L’auteur allemand Sebastian Fitzek est une star dans son pays. Son dernier ouvrage incarne parfaitement la définition du mot thriller : c’est une démonstration des points forts et des faiblesses de cette grande famille du roman policier.
La tension, un des éléments fondamentaux du genre, est constante durant la lecture. Le texte nous perd dans les possibilités et les rebondissements ; comme la protagoniste du livre – une psychiatre – on commence à perdre nos repères et à douter du monde qui nous entoure. L’angoisse et le suspense sont au rendez-vous. On tremble pour Emma Stein, on s’indigne de la perversité de l’antagoniste (le méchant) tout en s’interrogeant sur qui fait quoi et qui est qui. Les scènes d’action sont d’une efficacité redoutable.

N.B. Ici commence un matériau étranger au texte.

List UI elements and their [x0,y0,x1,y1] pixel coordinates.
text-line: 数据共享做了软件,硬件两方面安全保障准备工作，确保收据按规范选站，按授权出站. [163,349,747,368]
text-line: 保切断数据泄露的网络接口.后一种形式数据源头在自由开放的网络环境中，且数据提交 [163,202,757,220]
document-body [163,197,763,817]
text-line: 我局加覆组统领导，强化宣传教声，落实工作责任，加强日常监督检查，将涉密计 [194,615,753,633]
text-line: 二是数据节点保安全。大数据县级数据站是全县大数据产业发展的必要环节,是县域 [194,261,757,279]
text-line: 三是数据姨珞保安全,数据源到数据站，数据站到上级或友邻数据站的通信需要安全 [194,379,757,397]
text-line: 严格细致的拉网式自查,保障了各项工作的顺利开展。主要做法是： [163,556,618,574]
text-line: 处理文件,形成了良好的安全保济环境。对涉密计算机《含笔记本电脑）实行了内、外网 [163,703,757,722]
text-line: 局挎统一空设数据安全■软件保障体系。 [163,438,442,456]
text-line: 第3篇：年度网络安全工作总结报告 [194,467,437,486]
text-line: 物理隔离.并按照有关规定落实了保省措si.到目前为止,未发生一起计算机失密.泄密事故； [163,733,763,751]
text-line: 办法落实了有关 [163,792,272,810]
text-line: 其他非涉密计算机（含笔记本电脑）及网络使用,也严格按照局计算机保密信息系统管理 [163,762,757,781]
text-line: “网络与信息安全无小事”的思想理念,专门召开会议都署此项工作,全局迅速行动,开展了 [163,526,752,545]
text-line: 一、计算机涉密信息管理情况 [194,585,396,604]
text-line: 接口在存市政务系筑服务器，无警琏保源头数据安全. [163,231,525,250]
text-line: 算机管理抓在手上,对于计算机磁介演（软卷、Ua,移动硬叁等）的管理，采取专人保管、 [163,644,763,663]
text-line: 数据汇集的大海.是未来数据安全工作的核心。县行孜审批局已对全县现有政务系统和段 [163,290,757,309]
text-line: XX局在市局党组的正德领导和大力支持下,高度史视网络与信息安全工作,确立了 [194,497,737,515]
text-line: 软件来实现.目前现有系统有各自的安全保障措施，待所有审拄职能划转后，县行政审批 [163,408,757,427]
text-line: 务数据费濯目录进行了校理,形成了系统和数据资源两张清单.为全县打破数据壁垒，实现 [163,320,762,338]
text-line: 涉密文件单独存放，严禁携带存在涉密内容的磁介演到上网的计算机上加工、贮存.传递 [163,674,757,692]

Si l’on accepte de se laisser embarquer, si on lit le livre dans un temps court sans trop se poser de questions et sans chercher « la petite bête », la sauce prendra assurément. Sinon il se passera ce qui se passe quand on ne rentre pas dans ce genre de bouquin : on verra toutes les ficelles (chapitre court, fin de chapitre en crochet, rebondissements à outrance…). Chaque rebondissement et chaque effet de style (question en suspens, typographie en italique pour figurer les pensées du personnage, oxymoron, clichés…) seront autant de source d’agacement. Le thriller possède une mécanique à la fois bien huilée, précise et fragile, un grain de sable et tout s’effondre.
Celles et ceux qui ont accroché au Briseur d’âmes devraient tenter l’expérience, Le Colis est un bon thriller avec tous les ingrédients du genre. Si Sebastian Fitzek n’est pas Stephen King il trouve sa place entre le maître américain de l’épouvante et les rois du suspense comme Boileau et Narcejac.
Emeric Cloche.
Sebastian Fitzek, Le Colis, traduit de l’allemand par Céline Maurice, L’Archipel, 2019, 308 pages, 22 Euros.